Theru A Sivakumaran, Bilal Azab, Emily Hershman, Ananditha Sivakumaran, Neil R Friedman, Dannah Raz, Derek Neilson, Theresa A Grebe
Abstract
Open AccessPurpose: To evaluate the clinical utility of runs of homozygosity (ROH) in identifying the genetic causes of rare diseases in our patient population. Methods: All unrelated patients (N = 2787), presenting with neurodevelopmental disorders and/or congenital anomalies, who underwent chromosomal microarray testing in our laboratory between July 2019 and December 2023, and publicly available single-nucleotide polymorphism microarray data from 3488 unrelated individuals in the general population were included in this study.
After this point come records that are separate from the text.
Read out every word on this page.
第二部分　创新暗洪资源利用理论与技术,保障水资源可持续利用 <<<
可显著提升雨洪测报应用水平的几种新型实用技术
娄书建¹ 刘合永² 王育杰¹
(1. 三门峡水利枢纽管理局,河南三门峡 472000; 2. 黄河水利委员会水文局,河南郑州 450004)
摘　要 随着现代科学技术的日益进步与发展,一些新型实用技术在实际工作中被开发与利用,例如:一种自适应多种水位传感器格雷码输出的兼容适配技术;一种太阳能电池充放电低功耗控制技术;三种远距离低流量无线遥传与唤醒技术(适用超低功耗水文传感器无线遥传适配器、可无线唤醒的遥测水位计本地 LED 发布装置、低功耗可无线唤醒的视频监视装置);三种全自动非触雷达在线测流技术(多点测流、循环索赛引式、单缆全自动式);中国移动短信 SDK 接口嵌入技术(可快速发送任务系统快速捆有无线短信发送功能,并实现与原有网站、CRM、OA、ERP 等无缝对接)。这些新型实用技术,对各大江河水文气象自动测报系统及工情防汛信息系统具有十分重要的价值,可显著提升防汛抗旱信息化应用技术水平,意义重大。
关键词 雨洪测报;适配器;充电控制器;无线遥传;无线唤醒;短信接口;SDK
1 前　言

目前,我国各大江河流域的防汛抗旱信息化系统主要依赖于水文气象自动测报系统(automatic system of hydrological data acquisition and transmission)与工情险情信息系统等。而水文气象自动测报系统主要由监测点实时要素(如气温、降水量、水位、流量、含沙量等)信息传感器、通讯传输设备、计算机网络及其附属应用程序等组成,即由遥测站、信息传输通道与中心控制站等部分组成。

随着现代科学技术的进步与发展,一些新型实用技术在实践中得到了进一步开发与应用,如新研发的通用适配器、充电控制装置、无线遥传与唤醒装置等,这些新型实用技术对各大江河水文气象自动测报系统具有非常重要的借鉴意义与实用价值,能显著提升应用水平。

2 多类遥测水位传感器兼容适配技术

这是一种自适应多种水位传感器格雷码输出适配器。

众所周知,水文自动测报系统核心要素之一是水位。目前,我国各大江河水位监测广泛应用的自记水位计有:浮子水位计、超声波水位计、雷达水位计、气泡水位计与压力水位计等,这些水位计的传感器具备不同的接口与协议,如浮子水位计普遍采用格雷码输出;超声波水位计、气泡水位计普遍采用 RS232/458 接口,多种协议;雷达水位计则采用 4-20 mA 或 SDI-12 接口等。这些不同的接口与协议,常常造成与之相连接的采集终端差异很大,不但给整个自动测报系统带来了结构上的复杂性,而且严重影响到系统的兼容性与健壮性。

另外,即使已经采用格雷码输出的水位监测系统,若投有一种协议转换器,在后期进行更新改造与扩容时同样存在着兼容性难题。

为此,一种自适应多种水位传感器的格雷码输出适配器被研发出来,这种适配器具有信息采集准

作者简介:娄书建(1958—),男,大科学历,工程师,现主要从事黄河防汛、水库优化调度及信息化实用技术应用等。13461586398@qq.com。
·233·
Electronic medical records of all 2787 patients were reviewed to obtain information on follow-up genetic testing to identify the genetic causes. Results: A total of 947 patients had at least 1 ROH > 5 Mb, and the majority of these (75%) were recurrent. One of the recurrent ROH, located at 16p11.2p11.1, was significantly increased in our patient population, especially in the Hispanic/Latino and Native Americans, compared with the general population. Approximately 1% (26/2787) of patients had possible uniparental disomy (UPD) and follow-up genetic testing on 2 patients revealed paternal UPD(14) in 1 patient and possible paternal UPD(6) in the other. Deleterious homozygous variants were found in 14 of 78 patients with nonrecurrent ROH who underwent follow-up sequencing studies. Of these 14 patients, causal genes were found to be within the ROH in 12 (15.4%) with causal genes within ROH smaller than 5 Mb in 5 patients, and 4 of these 5 patients were Native Americans. Deleterious homozygous variants were detected in 2 patients without nonrecurrent ROH; however, these were not located within ROH 1 Mb and larger. Conclusion: Our results highlight the importance of investigating ROH 1 Mb and larger for deleterious homozygous variants in patients with nonrecurrent ROH 5 Mb and larger to identify the genetic basis of the presenting features.